Looking at the Rubric
Each strand has been broken down into specific sections. Within those sections, are specific look fors. If we focus on Knowledge-History we might allow students not to demonstrate the date the city was founded, and we might suggest that so long as they are using other visuals throughout their piece, the visuals of the historical development are not required.
On Application-Personal Opinion Paragraphs the student may be able to fully demonstrate their learning simply by expressing what they learned about the city, through the use of embedded quotations, removing the need for them to express their general impressions of the city.

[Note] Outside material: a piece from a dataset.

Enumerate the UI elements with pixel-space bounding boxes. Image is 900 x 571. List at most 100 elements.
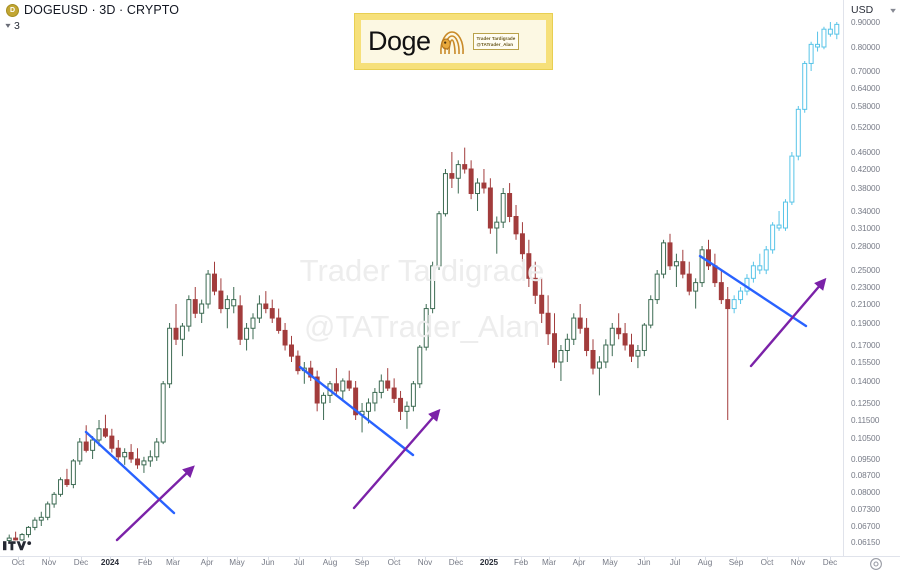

Tailored to Your Needs, and Your Student’s Needs
Each reduction of tasks will be unique. But, the question you must ask yourself is what specific expectations are still being demonstrated even if this piece is removed. If that expectation is still there, then you can remove or reduce the task without compromising your overall piece.
Manageable for Them, Manageable for You
If your gradebook has 100 different entries it will be as difficult for you to stay on top of your workload, as it will be for them to stay on top of their demonstrations of learning.
It will also create a situation where you will likely have problems explaining why each of those tasks are required to evaluate the overall expectations that they are connected to.
Parents and students are becoming far more aware of assessment and evaluation, with a number of teachers explicitly teaching growing success in their classroom so they have a strong understanding of where grades come from.
Because of this, we have students who are willing to self-advocate and ensure that fair assessment and evaluation practices are used. By reducing the number of tasks, while still maintaining the number of learning opportunities, you will be creating a space that best encourages student participation, classroom growth, and success.